What was the journey towards forming these goals and structures that you now work with? 

The seed of Pedal Me was planted through the meeting of a number of the original co-founders and original employees connected to local council cycle training. There were a number of schools that needed bikes; such as for kids who were learning how to cycle. I think one of the first trailer jobs that was done was transporting these bikes between schools, which is still a job we do today, so the community element has always been present. In terms of surviving ethos, that’s something that’s very much there; doing things out of goodwill for the sake of the community and promoting cycling generally is something that’s carried through from the beginning. In terms of pay and commission, that’s something which developed more organically as we try to keep in mind what other companies are doing but also be as fair as possible. 
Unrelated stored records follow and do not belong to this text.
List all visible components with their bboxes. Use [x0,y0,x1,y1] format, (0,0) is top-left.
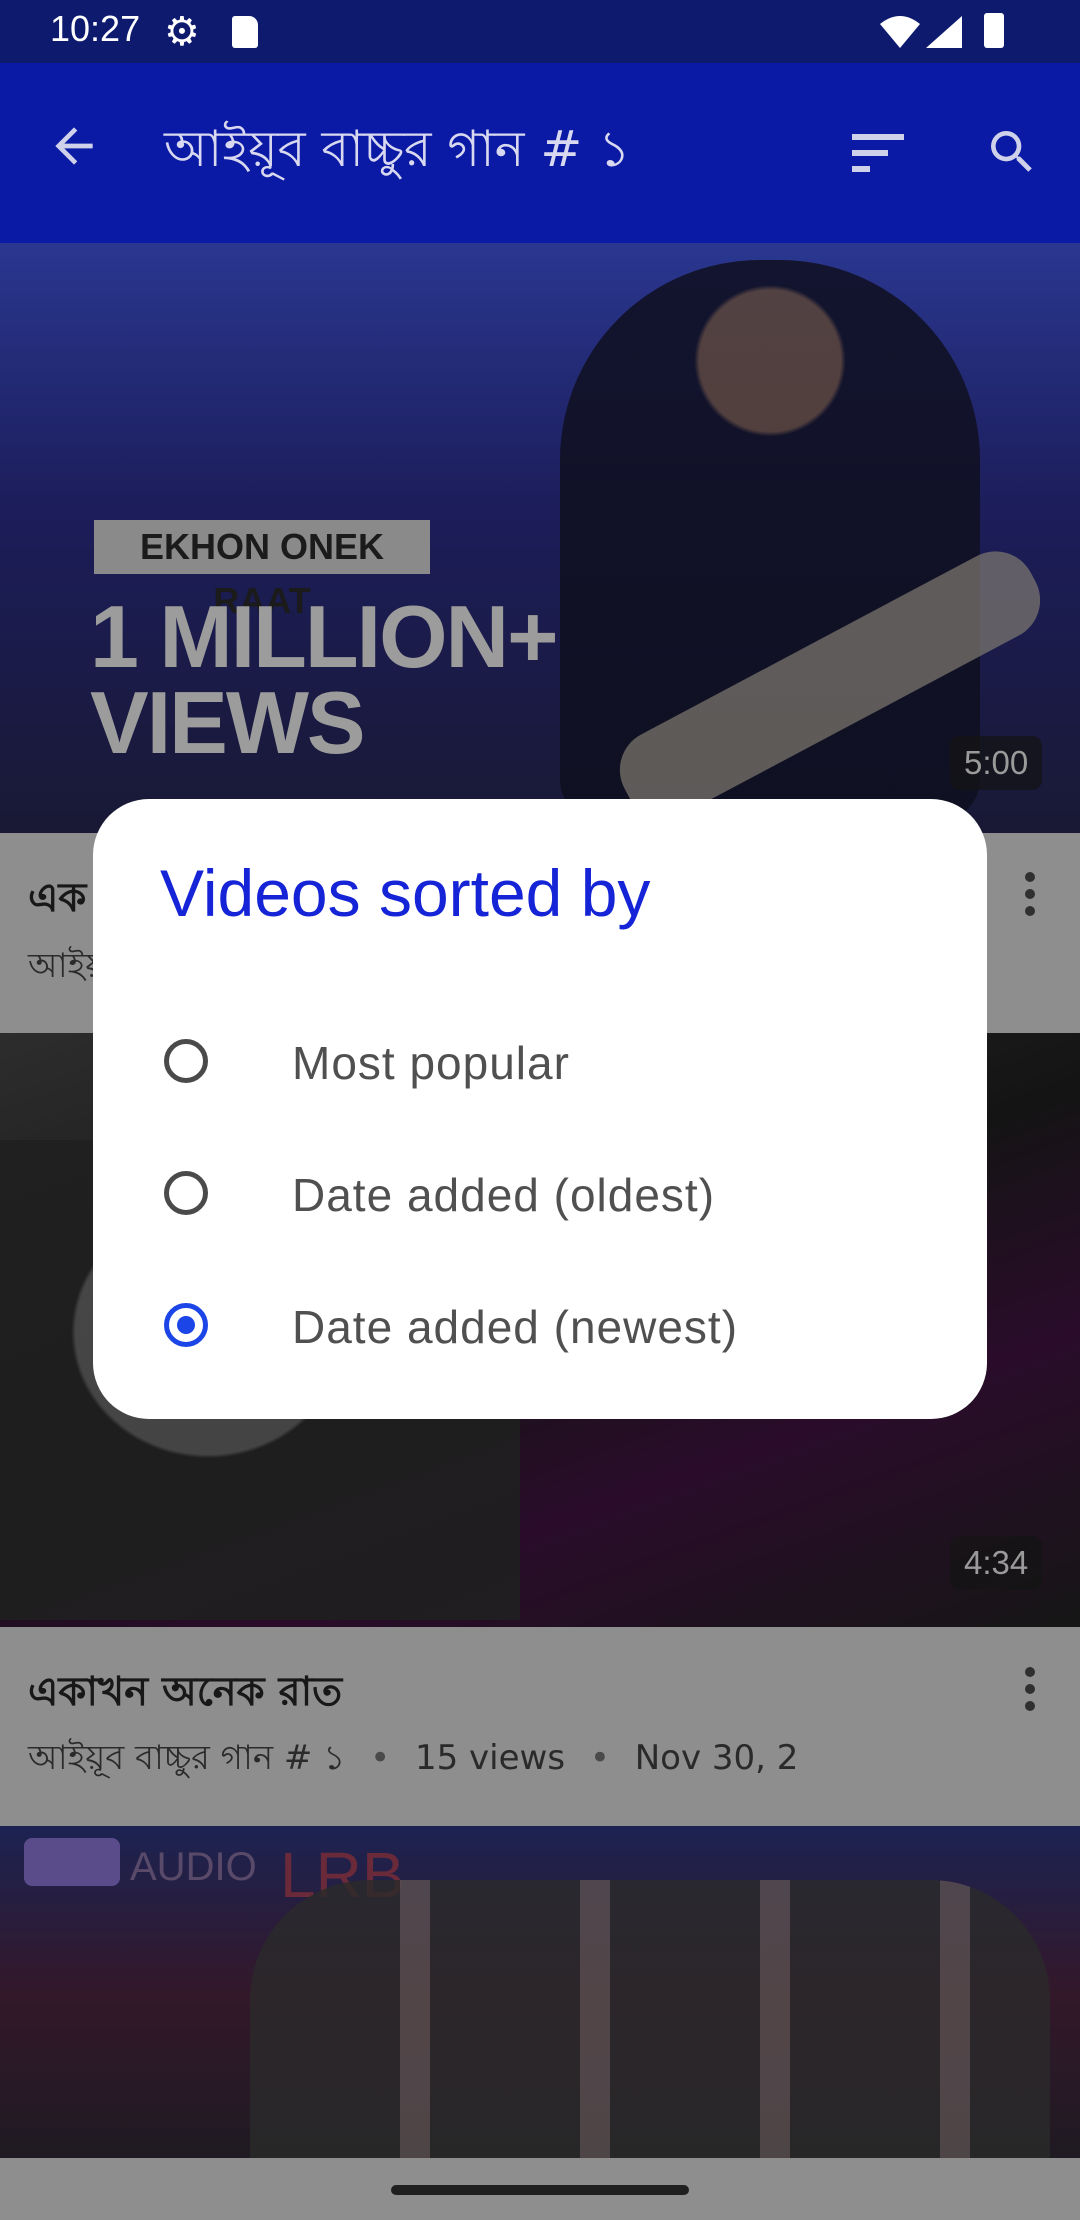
thumbnail-text-audio: AUDIO [130,1845,257,1889]
option-label: Date added (newest) [292,1301,739,1353]
meta-separator: • [589,1738,610,1778]
sd-card-icon [232,16,258,48]
battery-icon [984,13,1004,48]
more-options-icon[interactable] [1025,872,1037,923]
meta-separator: • [370,1738,391,1778]
thumbnail-text-top: EKHON ONEK RAAT [94,520,430,621]
video-meta-views: 15 views [414,1738,566,1778]
video-meta: আইয়ূব বাচ্চুর গান # ১ • 15 views • Nov … [28,1732,812,1789]
video-meta-date: Nov 30, 2 [634,1738,799,1778]
video-title[interactable]: একাখন অনেক রাত [28,1660,342,1727]
sort-option-date-oldest[interactable]: Date added (oldest) [160,1148,940,1248]
dialog-title: Videos sorted by [160,856,651,930]
thumbnail-text-big: 1 MILLION+ VIEWS [90,587,558,772]
thumbnail-band [250,1880,1050,2160]
radio-button[interactable] [164,1171,208,1215]
option-label: Most popular [292,1037,570,1089]
video-duration: 5:00 [950,736,1043,790]
sort-icon[interactable] [852,132,908,176]
more-options-icon[interactable] [1025,1667,1037,1718]
back-arrow-icon[interactable] [46,118,102,174]
channel-logo [24,1838,120,1886]
option-label: Date added (oldest) [292,1169,716,1221]
status-time: 10:27 [50,8,141,49]
page-title: আইয়ূব বাচ্চুর গান # ১ [164,120,631,178]
video-title[interactable]: এক [28,866,86,933]
sort-option-date-newest[interactable]: Date added (newest) [160,1280,940,1380]
signal-icon [926,16,962,48]
search-icon[interactable] [984,124,1040,180]
video-meta-channel: আইয়ূব বাচ্চুর গান # ১ [28,1738,346,1778]
sort-option-most-popular[interactable]: Most popular [160,1016,940,1116]
radio-button-selected[interactable] [164,1303,208,1347]
video-duration: 4:34 [950,1536,1043,1590]
gear-icon: ⚙ [164,9,200,55]
radio-button[interactable] [164,1039,208,1083]
gesture-handle[interactable] [391,2185,689,2195]
wifi-icon [880,16,920,48]
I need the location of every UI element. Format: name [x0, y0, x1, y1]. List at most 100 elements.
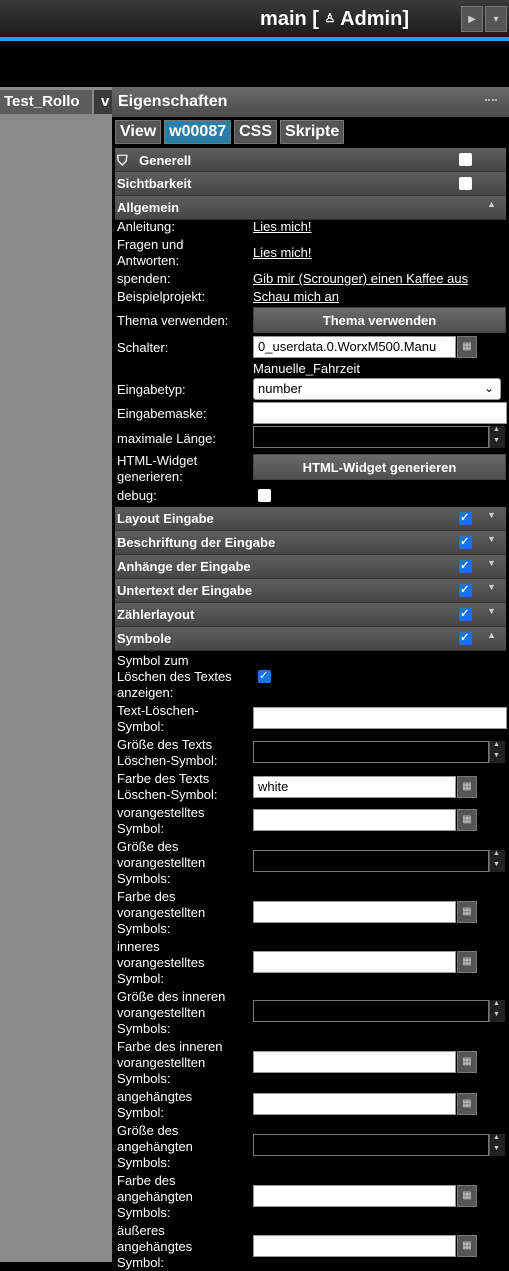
eingabetyp-select[interactable]: number ⌄: [253, 378, 501, 400]
link-fragen[interactable]: Lies mich!: [253, 245, 312, 260]
append-size-stepper[interactable]: [489, 1134, 505, 1156]
tab-skripte[interactable]: Skripte: [280, 120, 345, 144]
section-checkbox[interactable]: [459, 607, 472, 621]
label-fragen: Fragen und Antworten:: [117, 237, 184, 268]
user-icon: ♙: [324, 11, 336, 25]
section-checkbox[interactable]: [459, 177, 472, 190]
prepend-size-stepper[interactable]: [489, 850, 505, 872]
section-untertext[interactable]: Untertext der Eingabe▼: [115, 579, 506, 603]
section-zaehlerlayout[interactable]: Zählerlayout▼: [115, 603, 506, 627]
section-checkbox[interactable]: [459, 631, 472, 645]
section-label: Allgemein: [117, 200, 180, 215]
link-anleitung[interactable]: Lies mich!: [253, 219, 312, 234]
label-inner-prepend-size: Größe des inneren vorangestellten Symbols:: [117, 989, 226, 1036]
label-text-clear-symbol: Text-Löschen- Symbol:: [117, 703, 199, 734]
color-picker-icon[interactable]: ▦: [457, 776, 477, 798]
grip-icon[interactable]: [485, 99, 497, 104]
inner-prepend-size-input[interactable]: [253, 1000, 489, 1022]
maxlen-input[interactable]: [253, 426, 489, 448]
icon-picker-icon[interactable]: ▦: [457, 1235, 477, 1257]
label-append-size: Größe des angehängten Symbols:: [117, 1123, 193, 1170]
prepend-symbol-input[interactable]: [253, 809, 456, 831]
section-label: Generell: [139, 153, 192, 168]
tab-widget[interactable]: w00087: [164, 120, 232, 144]
section-symbole[interactable]: Symbole▲: [115, 627, 506, 651]
section-anhaenge[interactable]: Anhänge der Eingabe▼: [115, 555, 506, 579]
icon-picker-icon[interactable]: ▦: [457, 951, 477, 973]
eingabemaske-input[interactable]: [253, 402, 507, 424]
color-picker-icon[interactable]: ▦: [457, 1051, 477, 1073]
section-generell[interactable]: ⛉ Generell: [115, 148, 506, 172]
link-spenden[interactable]: Gib mir (Scrounger) einen Kaffee aus: [253, 271, 468, 286]
play-button[interactable]: ▶: [461, 6, 483, 32]
tab-v[interactable]: v: [94, 90, 112, 114]
filter-icon[interactable]: ⛉: [117, 152, 128, 168]
append-symbol-input[interactable]: [253, 1093, 456, 1115]
section-label: Sichtbarkeit: [117, 176, 192, 191]
prepend-size-input[interactable]: [253, 850, 489, 872]
clear-color-input[interactable]: white: [253, 776, 456, 798]
chevron-down-icon: ⌄: [483, 381, 494, 395]
label-outer-append-symbol: äußeres angehängtes Symbol:: [117, 1223, 193, 1270]
inner-prepend-size-stepper[interactable]: [489, 1000, 505, 1022]
text-clear-symbol-input[interactable]: [253, 707, 507, 729]
label-eingabetyp: Eingabetyp:: [117, 382, 186, 397]
clear-symbol-checkbox[interactable]: [258, 669, 271, 683]
panel-title-text: Eigenschaften: [118, 93, 228, 110]
toolbar-area: [0, 41, 509, 87]
chevron-down-icon[interactable]: ▼: [487, 558, 496, 568]
panel-tabs: View w00087 CSS Skripte: [112, 117, 509, 145]
section-beschriftung[interactable]: Beschriftung der Eingabe▼: [115, 531, 506, 555]
label-beispiel: Beispielprojekt:: [117, 289, 206, 304]
html-widget-button[interactable]: HTML-Widget generieren: [253, 454, 506, 480]
icon-picker-icon[interactable]: ▦: [457, 809, 477, 831]
label-thema: Thema verwenden:: [117, 313, 229, 328]
label-clear-color: Farbe des Texts Löschen-Symbol:: [117, 771, 218, 802]
label-inner-prepend-symbol: inneres vorangestelltes Symbol:: [117, 939, 205, 986]
clear-size-stepper[interactable]: [489, 741, 505, 763]
color-picker-icon[interactable]: ▦: [457, 901, 477, 923]
object-picker-icon[interactable]: ▦: [457, 336, 477, 358]
icon-picker-icon[interactable]: ▦: [457, 1093, 477, 1115]
append-size-input[interactable]: [253, 1134, 489, 1156]
chevron-down-icon[interactable]: ▼: [487, 606, 496, 616]
maxlen-stepper[interactable]: [489, 426, 505, 448]
section-checkbox[interactable]: [459, 559, 472, 573]
label-html-widget: HTML-Widget generieren:: [117, 453, 198, 484]
section-allgemein[interactable]: Allgemein ▲: [115, 196, 506, 220]
section-checkbox[interactable]: [459, 511, 472, 525]
label-eingabemaske: Eingabemaske:: [117, 406, 207, 421]
chevron-down-icon[interactable]: ▼: [487, 582, 496, 592]
inner-prepend-symbol-input[interactable]: [253, 951, 456, 973]
thema-button[interactable]: Thema verwenden: [253, 307, 506, 333]
label-spenden: spenden:: [117, 271, 171, 286]
tab-view[interactable]: View: [115, 120, 162, 144]
tab-test-rollo[interactable]: Test_Rollo: [0, 90, 92, 114]
collapse-icon[interactable]: ▲: [487, 630, 496, 640]
section-checkbox[interactable]: [459, 535, 472, 549]
section-checkbox[interactable]: [459, 153, 472, 166]
label-inner-prepend-color: Farbe des inneren vorangestellten Symbols:: [117, 1039, 223, 1086]
section-sichtbarkeit[interactable]: Sichtbarkeit: [115, 172, 506, 196]
color-picker-icon[interactable]: ▦: [457, 1185, 477, 1207]
append-color-input[interactable]: [253, 1185, 456, 1207]
label-schalter: Schalter:: [117, 340, 169, 355]
prepend-color-input[interactable]: [253, 901, 456, 923]
panel-title: Eigenschaften: [112, 87, 509, 117]
debug-checkbox[interactable]: [258, 489, 271, 502]
chevron-down-icon[interactable]: ▼: [487, 534, 496, 544]
collapse-icon[interactable]: ▲: [487, 199, 496, 209]
link-beispiel[interactable]: Schau mich an: [253, 289, 339, 304]
section-layout-eingabe[interactable]: Layout Eingabe▼: [115, 507, 506, 531]
clear-size-input[interactable]: [253, 741, 489, 763]
chevron-down-icon[interactable]: ▼: [487, 510, 496, 520]
admin-text: Admin]: [340, 8, 409, 30]
schalter-input[interactable]: 0_userdata.0.WorxM500.Manu: [253, 336, 456, 358]
outer-append-symbol-input[interactable]: [253, 1235, 456, 1257]
inner-prepend-color-input[interactable]: [253, 1051, 456, 1073]
tab-css[interactable]: CSS: [234, 120, 278, 144]
section-checkbox[interactable]: [459, 583, 472, 597]
schalter-subtext: Manuelle_Fahrzeit: [253, 361, 360, 376]
dropdown-button[interactable]: ▾: [485, 6, 507, 32]
top-bar: main [ ♙ Admin] ▶ ▾: [0, 0, 509, 38]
Are there any last points you would like to add or hopes for the future of logistics and cycling in general – or for Pedal Me?

We’re hopeful that cargo cycling logistics is seen less and less as a novelty and more as what it is –  the  most efficient way to move things from A to B – and that the city can develop policies which facilitate that. This would in turn mean that it’d be less difficult for all companies to employ riders fairly and that the industry can be given the space and funding to grow as it should. There are lots of businesses that use us on a daily basis and they’re not using us because it’s a novelty; they’re using us because we’re the fastest way and it makes the most sense for their deliveries. If it can be viewed more widely that way, that would allow every other element to flourish as well.